Pork is smelling nice now, and stock has been mostly skimmed. All is right with the world. Also, this wine is excellent. Remember, for future reference, Languedoc Rough 2008 is soft, velvety, warm, slightly spicy, not particularly dynamic but soothing and thoroughly delicious.

What else has happened? I've been temporarily promoted, which is nice, and I've just finished The Elegance of the Hedgehog - a translation from the French that feels like a much more charming Chocolat with philosophical pretensions and the occasional thoroughly beautifully phrased sentence. It further fuelled my longstanding desire to move to France and spend my days shelling garden peas, admiring wine and wearing elegant hats. Only the knowledge of how impossible it is for French life to live up to my imaginings stops me. Well, that, my innate laziness (a force that should never be underestimated as it realistically makes most of my decisions), Fish's dislike of all French things, particularly their brand of philosophy (he tends to suddenly become very Austrian at such moments), lack of money or viable alternative career...and the Euro. Don't really have any strong feelings about the Euro, tbh, but I felt I needed an ending.

Wednesday 15 June 2011

I've just finished reading Lionel Shriver's 'So Much For That'. Getting older, and working in publishing has made me far less likely to fall in love with an author and track down their other books. I'm not sure exactly why, perhaps firstly because the older I am the more I'm aware that I've got plenty of time to do that so somehow end up doing something else, something easier, and maybe secondly simply because when you have to read an absolute minimum of four manuscripts a week, it doesn't leave you as much time or energy to develop other obsessions. However, Lionel Shriver has been an exception, ever since I picked up 'We Need To Talk About Kevin' and became fixated by her bald, beautiful prose and her almost unhealthy revelling in the darker, shameful side of people.
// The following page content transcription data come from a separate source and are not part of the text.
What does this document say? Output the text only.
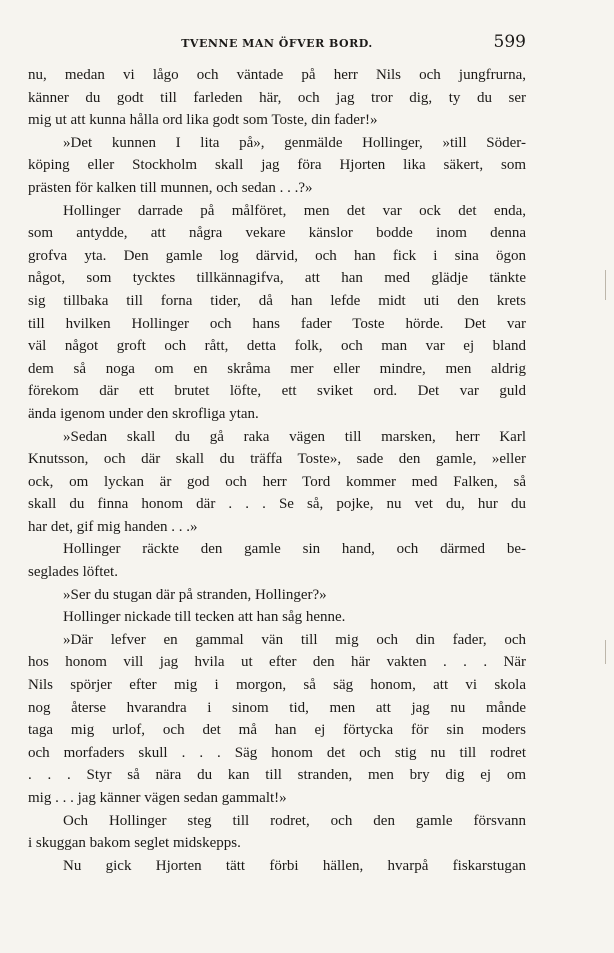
TVENNE MAN ÖFVER BORD.	599
nu, medan vi lågo och väntade på herr Nils och jungfrurna,
känner du godt till farleden här, och jag tror dig, ty du ser
mig ut att kunna hålla ord lika godt som Toste, din fader!»
»Det kunnen I lita på», genmälde Hollinger, »till Söder-
köping eller Stockholm skall jag föra Hjorten lika säkert, som
prästen för kalken till munnen, och sedan . . .?»
Hollinger darrade på målföret, men det var ock det enda,
som antydde, att några vekare känslor bodde inom denna
grofva yta. Den gamle log därvid, och han fick i sina ögon
något, som tycktes tillkännagifva, att han med glädje tänkte
sig tillbaka till forna tider, då han lefde midt uti den krets
till hvilken Hollinger och hans fader Toste hörde. Det var
väl något groft och rått, detta folk, och man var ej bland
dem så noga om en skråma mer eller mindre, men aldrig
förekom där ett brutet löfte, ett sviket ord. Det var guld
ända igenom under den skrofliga ytan.
»Sedan skall du gå raka vägen till marsken, herr Karl
Knutsson, och där skall du träffa Toste», sade den gamle, »eller
ock, om lyckan är god och herr Tord kommer med Falken, så
skall du finna honom där . . . Se så, pojke, nu vet du, hur du
har det, gif mig handen . . .»
Hollinger räckte den gamle sin hand, och därmed be-
seglades löftet.
»Ser du stugan där på stranden, Hollinger?»
Hollinger nickade till tecken att han såg henne.
»Där lefver en gammal vän till mig och din fader, och
hos honom vill jag hvila ut efter den här vakten . . . När
Nils spörjer efter mig i morgon, så säg honom, att vi skola
nog återse hvarandra i sinom tid, men att jag nu månde
taga mig urlof, och det må han ej förtycka för sin moders
och morfaders skull . . . Säg honom det och stig nu till rodret
. . . Styr så nära du kan till stranden, men bry dig ej om
mig . . . jag känner vägen sedan gammalt!»
Och Hollinger steg till rodret, och den gamle försvann
i skuggan bakom seglet midskepps.
Nu gick Hjorten tätt förbi hällen, hvarpå fiskarstugan
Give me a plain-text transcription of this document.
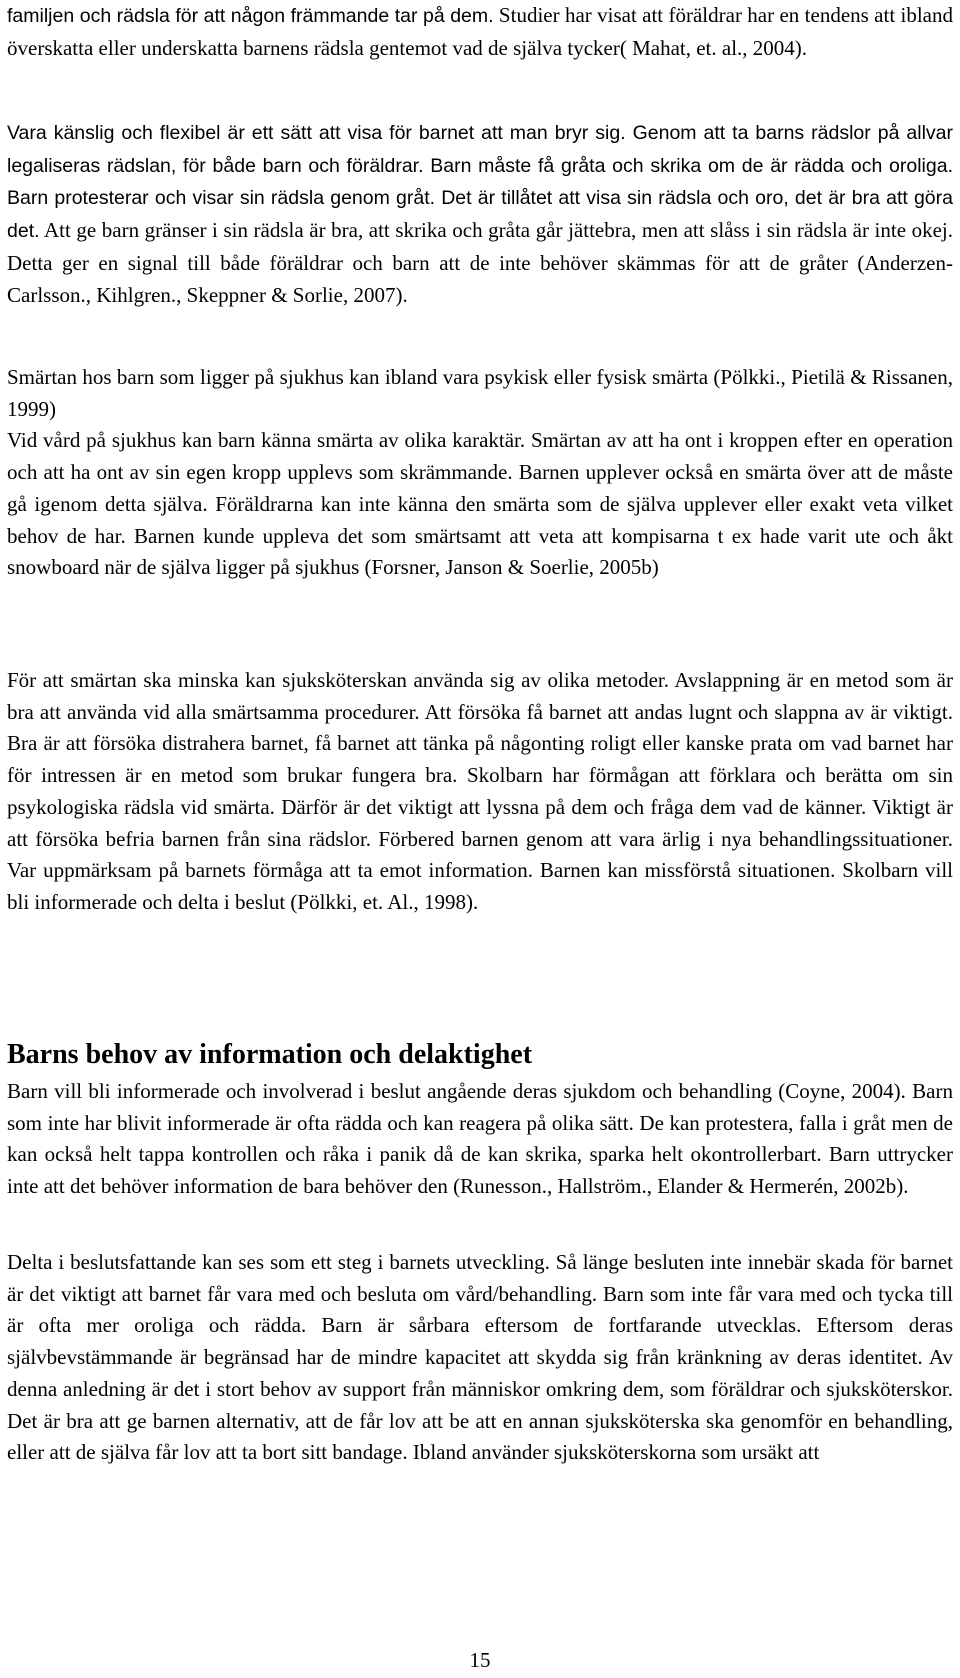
familjen och rädsla för att någon främmande tar på dem. Studier har visat att föräldrar har en tendens att ibland överskatta eller underskatta barnens rädsla gentemot vad de själva tycker( Mahat, et. al., 2004).

Vara känslig och flexibel är ett sätt att visa för barnet att man bryr sig. Genom att ta barns rädslor på allvar legaliseras rädslan, för både barn och föräldrar. Barn måste få gråta och skrika om de är rädda och oroliga. Barn protesterar och visar sin rädsla genom gråt. Det är tillåtet att visa sin rädsla och oro, det är bra att göra det. Att ge barn gränser i sin rädsla är bra, att skrika och gråta går jättebra, men att slåss i sin rädsla är inte okej. Detta ger en signal till både föräldrar och barn att de inte behöver skämmas för att de gråter (Anderzen-Carlsson., Kihlgren., Skeppner & Sorlie, 2007).

Smärtan hos barn som ligger på sjukhus kan ibland vara psykisk eller fysisk smärta (Pölkki., Pietilä & Rissanen, 1999)
Vid vård på sjukhus kan barn känna smärta av olika karaktär. Smärtan av att ha ont i kroppen efter en operation och att ha ont av sin egen kropp upplevs som skrämmande. Barnen upplever också en smärta över att de måste gå igenom detta själva. Föräldrarna kan inte känna den smärta som de själva upplever eller exakt veta vilket behov de har. Barnen kunde uppleva det som smärtsamt att veta att kompisarna t ex hade varit ute och åkt snowboard när de själva ligger på sjukhus (Forsner, Janson & Soerlie, 2005b)

För att smärtan ska minska kan sjuksköterskan använda sig av olika metoder. Avslappning är en metod som är bra att använda vid alla smärtsamma procedurer. Att försöka få barnet att andas lugnt och slappna av är viktigt. Bra är att försöka distrahera barnet, få barnet att tänka på någonting roligt eller kanske prata om vad barnet har för intressen är en metod som brukar fungera bra. Skolbarn har förmågan att förklara och berätta om sin psykologiska rädsla vid smärta. Därför är det viktigt att lyssna på dem och fråga dem vad de känner. Viktigt är att försöka befria barnen från sina rädslor. Förbered barnen genom att vara ärlig i nya behandlingssituationer. Var uppmärksam på barnets förmåga att ta emot information. Barnen kan missförstå situationen. Skolbarn vill bli informerade och delta i beslut (Pölkki, et. Al., 1998).

Barns behov av information och delaktighet

Barn vill bli informerade och involverad i beslut angående deras sjukdom och behandling (Coyne, 2004). Barn som inte har blivit informerade är ofta rädda och kan reagera på olika sätt. De kan protestera, falla i gråt men de kan också helt tappa kontrollen och råka i panik då de kan skrika, sparka helt okontrollerbart. Barn uttrycker inte att det behöver information de bara behöver den (Runesson., Hallström., Elander & Hermerén, 2002b).

Delta i beslutsfattande kan ses som ett steg i barnets utveckling. Så länge besluten inte innebär skada för barnet är det viktigt att barnet får vara med och besluta om vård/behandling. Barn som inte får vara med och tycka till är ofta mer oroliga och rädda. Barn är sårbara eftersom de fortfarande utvecklas. Eftersom deras självbevstämmande är begränsad har de mindre kapacitet att skydda sig från kränkning av deras identitet. Av denna anledning är det i stort behov av support från människor omkring dem, som föräldrar och sjuksköterskor. Det är bra att ge barnen alternativ, att de får lov att be att en annan sjuksköterska ska genomför en behandling, eller att de själva får lov att ta bort sitt bandage. Ibland använder sjuksköterskorna som ursäkt att

15
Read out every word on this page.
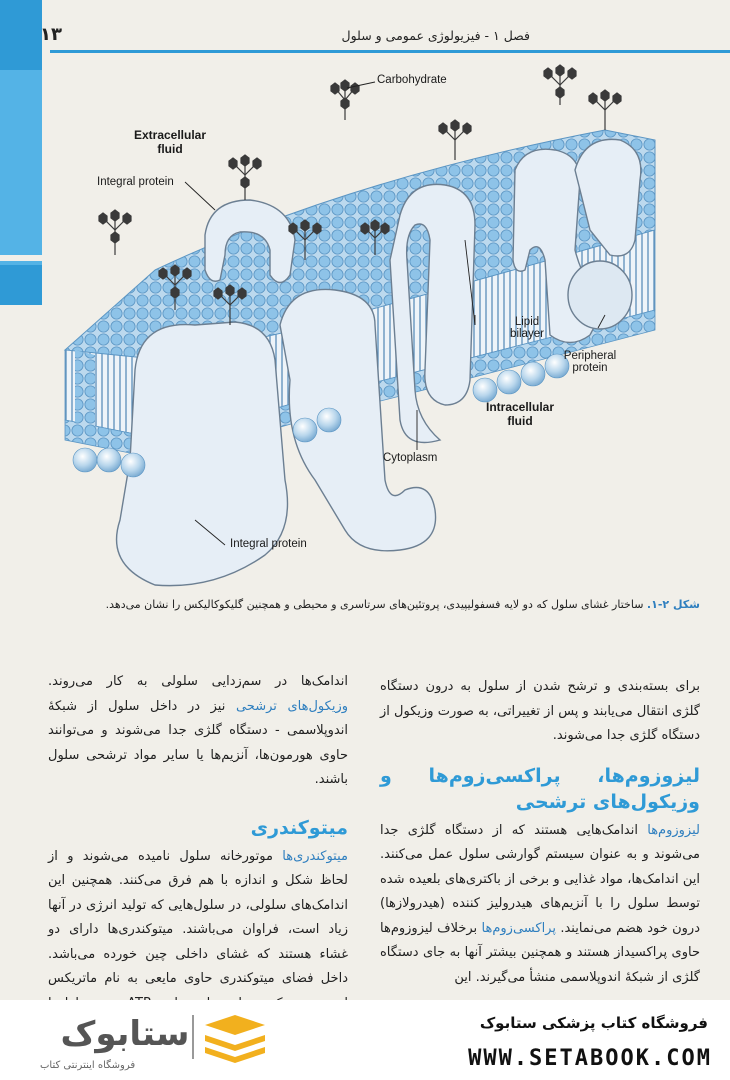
فصل ۱ - فیزیولوژی عمومی و سلول
۱۳
Carbohydrate
Extracellular fluid
Integral protein
Lipid bilayer
Peripheral protein
Intracellular fluid
Cytoplasm
Integral protein
شکل ۲-۱. ساختار غشای سلول که دو لایه فسفولیپیدی، پروتئین‌های سرتاسری و محیطی و همچنین گلیکوکالیکس را نشان می‌دهد.
برای بسته‌بندی و ترشح شدن از سلول به درون دستگاه گلژی انتقال می‌یابند و پس از تغییراتی، به صورت وزیکول از دستگاه گلژی جدا می‌شوند.
لیزوزوم‌ها، پراکسی‌زوم‌ها و وزیکول‌های ترشحی
لیزوزوم‌ها اندامک‌هایی هستند که از دستگاه گلژی جدا می‌شوند و به عنوان سیستم گوارشی سلول عمل می‌کنند. این اندامک‌ها، مواد غذایی و برخی از باکتری‌های بلعیده شده توسط سلول را با آنزیم‌های هیدرولیز کننده (هیدرولازها) درون خود هضم می‌نمایند. پراکسی‌زوم‌ها برخلاف لیزوزوم‌ها حاوی پراکسیداز هستند و همچنین بیشتر آنها به جای دستگاه گلژی از شبکهٔ اندوپلاسمی منشأ می‌گیرند. این
اندامک‌ها در سم‌زدایی سلولی به کار می‌روند. وزیکول‌های ترشحی نیز در داخل سلول از شبکهٔ اندوپلاسمی - دستگاه گلژی جدا می‌شوند و می‌توانند حاوی هورمون‌ها، آنزیم‌ها یا سایر مواد ترشحی سلول باشند.
میتوکندری
میتوکندری‌ها موتورخانه سلول نامیده می‌شوند و از لحاظ شکل و اندازه با هم فرق می‌کنند. همچنین این اندامک‌های سلولی، در سلول‌هایی که تولید انرژی در آنها زیاد است، فراوان می‌باشند. میتوکندری‌ها دارای دو غشاء هستند که غشای داخلی چین خورده می‌باشد. داخل فضای میتوکندری حاوی مایعی به نام ماتریکس
ستابوک
فروشگاه اینترنتی کتاب
فروشگاه کتاب پزشکی ستابوک
WWW.SETABOOK.COM
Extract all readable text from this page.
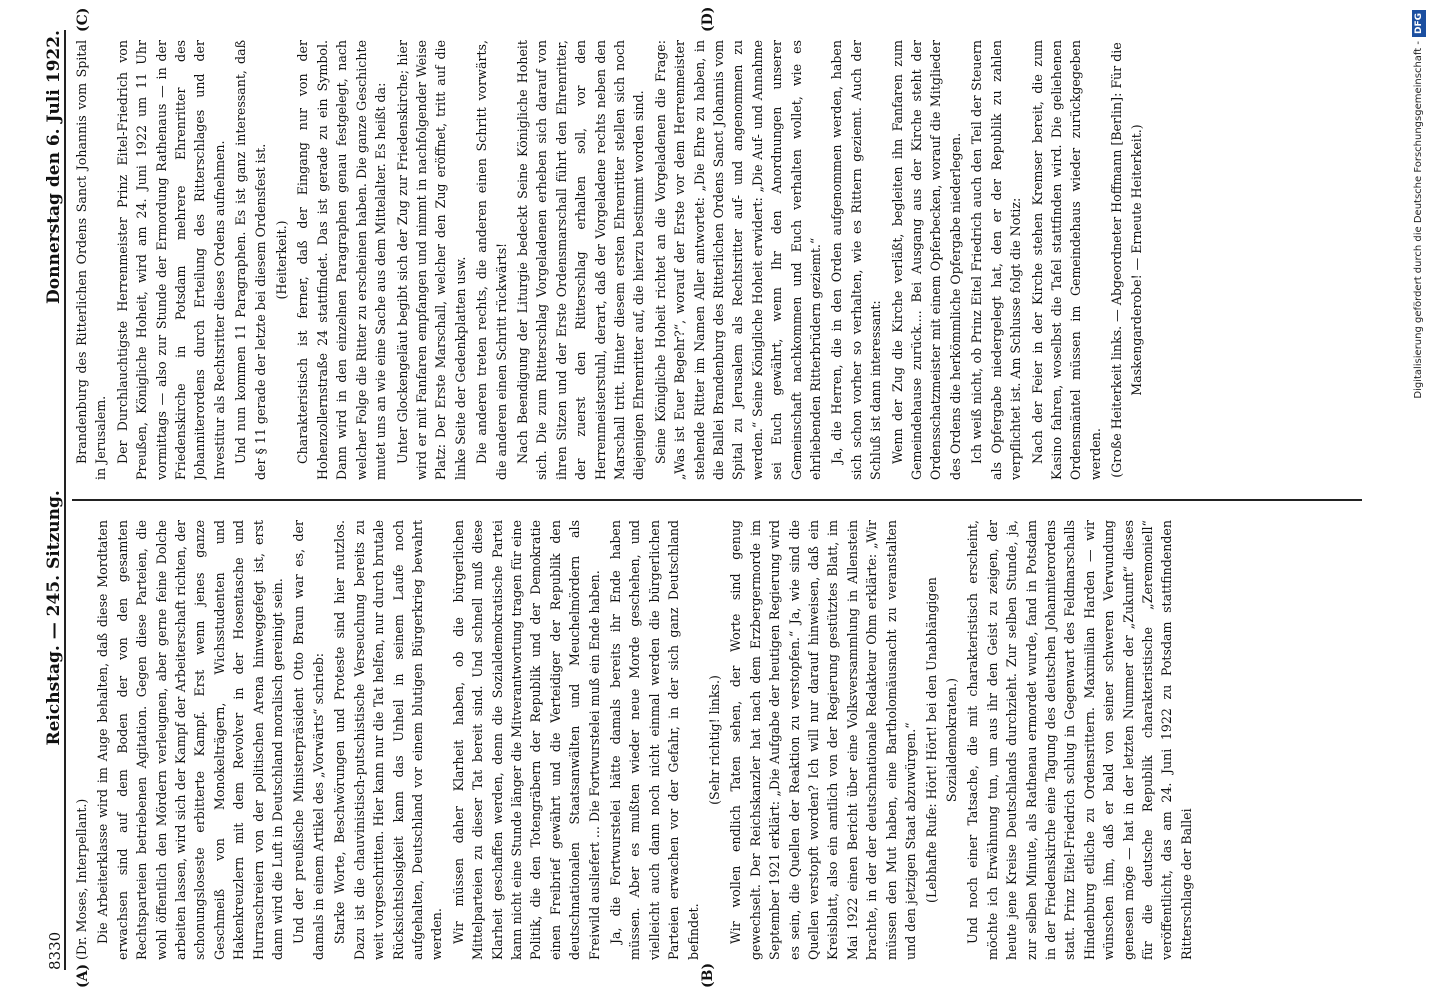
8330
Reichstag. — 245. Sitzung.
Donnerstag den 6. Juli 1922.
(A)	(B)
(C)	(D)

(Dr. Moses, Interpellant.) Die Arbeiterklasse wird im Auge behalten, daß diese Mordtaten erwachsen sind auf dem Boden der von den gesamten Rechtsparteien betriebenen Agitation. Gegen diese Parteien, die wohl öffentlich den Mördern verleugnen, aber gerne feine Dolche arbeiten lassen, wird sich der Kampf der Arbeiterschaft richten, der schonungsloseste erbitterte Kampf. Erst wenn jenes ganze Geschmeiß von Monokelträgern, Wichsstudenten und Hakenkreuzlern mit dem Revolver in der Hosentasche und Hurraschreiern von der politischen Arena hinweggefegt ist, erst dann wird die Luft in Deutschland moralisch gereinigt sein. Und der preußische Ministerpräsident Otto Braun war es, der damals in einem Artikel des „Vorwärts“ schrieb: Starke Worte, Beschwörungen und Proteste sind hier nutzlos. Dazu ist die chauvinistisch-putschistische Verseuchung bereits zu weit vorgeschritten. Hier kann nur die Tat helfen, nur durch brutale Rücksichtslosigkeit kann das Unheil in seinem Laufe noch aufgehalten, Deutschland vor einem blutigen Bürgerkrieg bewahrt werden. Wir müssen daher Klarheit haben, ob die bürgerlichen Mittelparteien zu dieser Tat bereit sind. Und schnell muß diese Klarheit geschaffen werden, denn die Sozialdemokratische Partei kann nicht eine Stunde länger die Mitverantwortung tragen für eine Politik, die den Totengräbern der Republik und der Demokratie einen Freibrief gewährt und die Verteidiger der Republik den deutschnationalen Staatsanwälten und Meuchelmördern als Freiwild ausliefert ... Die Fortwurstelei muß ein Ende haben. Ja, die Fortwurstelei hätte damals bereits ihr Ende haben müssen. Aber es mußten wieder neue Morde geschehen, und vielleicht auch dann noch nicht einmal werden die bürgerlichen Parteien erwachen vor der Gefahr, in der sich ganz Deutschland befindet.

(Sehr richtig! links.) Wir wollen endlich Taten sehen, der Worte sind genug gewechselt. Der Reichskanzler hat nach dem Erzbergermorde im September 1921 erklärt: „Die Aufgabe der heutigen Regierung wird es sein, die Quellen der Reaktion zu verstopfen.“ Ja, wie sind die Quellen verstopft worden? Ich will nur darauf hinweisen, daß ein Kreisblatt, also ein amtlich von der Regierung gestütztes Blatt, im Mai 1922 einen Bericht über eine Volksversammlung in Allenstein brachte, in der der deutschnationale Redakteur Ohm erklärte: „Wir müssen den Mut haben, eine Bartholomäusnacht zu veranstalten und den jetzigen Staat abzuwürgen.“ (Lebhafte Rufe: Hört! Hört! bei den Unabhängigen Sozialdemokraten.) Und noch einer Tatsache, die mit charakteristisch erscheint, möchte ich Erwähnung tun, um aus ihr den Geist zu zeigen, der heute jene Kreise Deutschlands durchzieht. Zur selben Stunde, ja, zur selben Minute, als Rathenau ermordet wurde, fand in Potsdam in der Friedenskirche eine Tagung des deutschen Johanniterordens statt. Prinz Eitel-Friedrich schlug in Gegenwart des Feldmarschalls Hindenburg etliche zu Ordensrittern. Maximilian Harden — wir wünschen ihm, daß er bald von seiner schweren Verwundung genesen möge — hat in der letzten Nummer der „Zukunft“ dieses für die deutsche Republik charakteristische „Zeremoniell“ veröffentlicht, das am 24. Juni 1922 zu Potsdam stattfindenden Ritterschlage der Ballei

Brandenburg des Ritterlichen Ordens Sanct Johannis vom Spital in Jerusalem. Der Durchlauchtigste Herrenmeister Prinz Eitel-Friedrich von Preußen, Königliche Hoheit, wird am 24. Juni 1922 um 11 Uhr vormittags — also zur Stunde der Ermordung Rathenaus — in der Friedenskirche in Potsdam mehrere Ehrenritter des Johanniterordens durch Erteilung des Ritterschlages und der Investitur als Rechtsritter dieses Ordens aufnehmen. Und nun kommen 11 Paragraphen. Es ist ganz interessant, daß der § 11 gerade der letzte bei diesem Ordensfest ist. (Heiterkeit.) Charakteristisch ist ferner, daß der Eingang nur von der Hohenzollernstraße 24 stattfindet. Das ist gerade zu ein Symbol. Dann wird in den einzelnen Paragraphen genau festgelegt, nach welcher Folge die Ritter zu erscheinen haben. Die ganze Geschichte mutet uns an wie eine Sache aus dem Mittelalter. Es heißt da: Unter Glockengeläut begibt sich der Zug zur Friedenskirche; hier wird er mit Fanfaren empfangen und nimmt in nachfolgender Weise Platz: Der Erste Marschall, welcher den Zug eröffnet, tritt auf die linke Seite der Gedenkplatten usw. Die anderen treten rechts, die anderen einen Schritt vorwärts, die anderen einen Schritt rückwärts! Nach Beendigung der Liturgie bedeckt Seine Königliche Hoheit sich. Die zum Ritterschlag Vorgeladenen erheben sich darauf von ihren Sitzen und der Erste Ordensmarschall führt den Ehrenritter, der zuerst den Ritterschlag erhalten soll, vor den Herrenmeisterstuhl, derart, daß der Vorgeladene rechts neben den Marschall tritt. Hinter diesem ersten Ehrenritter stellen sich noch diejenigen Ehrenritter auf, die hierzu bestimmt worden sind. Seine Königliche Hoheit richtet an die Vorgeladenen die Frage: „Was ist Euer Begehr?“, worauf der Erste vor dem Herrenmeister stehende Ritter im Namen Aller antwortet: „Die Ehre zu haben, in die Ballei Brandenburg des Ritterlichen Ordens Sanct Johannis vom Spital zu Jerusalem als Rechtsritter auf- und angenommen zu werden.“ Seine Königliche Hoheit erwidert: „Die Auf- und Annahme sei Euch gewährt, wenn Ihr den Anordnungen unserer Gemeinschaft nachkommen und Euch verhalten wollet, wie es ehrliebenden Ritterbrüdern geziemt.“ Ja, die Herren, die in den Orden aufgenommen werden, haben sich schon vorher so verhalten, wie es Rittern geziemt. Auch der Schluß ist dann interessant: Wenn der Zug die Kirche verläßt, begleiten ihn Fanfaren zum Gemeindehause zurück.... Bei Ausgang aus der Kirche steht der Ordensschatzmeister mit einem Opferbecken, worauf die Mitglieder des Ordens die herkömmliche Opfergabe niederlegen. Ich weiß nicht, ob Prinz Eitel Friedrich auch den Teil der Steuern als Opfergabe niedergelegt hat, den er der Republik zu zahlen verpflichtet ist. Am Schlusse folgt die Notiz: Nach der Feier in der Kirche stehen Kremser bereit, die zum Kasino fahren, woselbst die Tafel stattfinden wird. Die geliehenen Ordensmäntel müssen im Gemeindehaus wieder zurückgegeben werden. (Große Heiterkeit links. — Abgeordneter Hoffmann [Berlin]: Für die Maskengarderobe! — Erneute Heiterkeit.)	Digitalisierung gefördert durch die Deutsche Forschungsgemeinschaft -
DFG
So Much For That is an exhausting book (if less spiritually annihilating than the lethal 'Double Fault'). Watching Shep (her unusually good hearted and morally straight forward hero) dealing with the slow death of his wife through cancer was hard enough, but much more difficult was her beginning every chapter charting the painful dribbling away of Shep's bank balance, his 'Afterlife' money until the fantastic, uplifting ending. In spite of their eventual escape to Pemba (pause to google it and see if it's as good as it sounded... ). Have ended it incredibly glad that I live in England. Let's be honest, our country is just better. Although having now accidentally watched ten minutes of 'The Only Way Is Essex' I am suddenly concerned that we don't have long left as a nation, and that maybe that's a good thing. Either way, I must remember that the NHS is a wonderful, wonderful thing.

In other news, I went last night to see The Emperor and Gallilean, which is an Ibsen play that's never been performed. In its original state, it is seven and a half hours long, which is the ostensible reason for this unusual neglect. However, having now seen it in its new incarnation of a mere four hours, I conclude that it's never been performed because it is (whisper it for fear of enraging the critics) not very good. It was a very strange, unwieldy thing. Great production, absolutely amazing set (if somewhat overdone at times and given to making leaden parallels with modern times), really good actors, however none of these things managed to distract the audience from realising that Ibsen had some managed to take seven and a half hours to say: 1) paganism and Christianity are both religions and so actually a bit similar if you think about it, and 2) Killing people is always wrong, even if you pretend it's because of God(s). Could maybe see that when it was written, these were more shocking ideas, but still struggle with him needing quite so long to hammer them in. Was a bit like being beaten over the head with a blunt, patronising, anti-religious relic. Not that that has happened to me, but I'm guessing.

Fish is back. As keeps happening recently, we are very sweet to each other from a distance and then end up annoyed with each other within moments of being in the same room. *sigh. Relationships are tricky.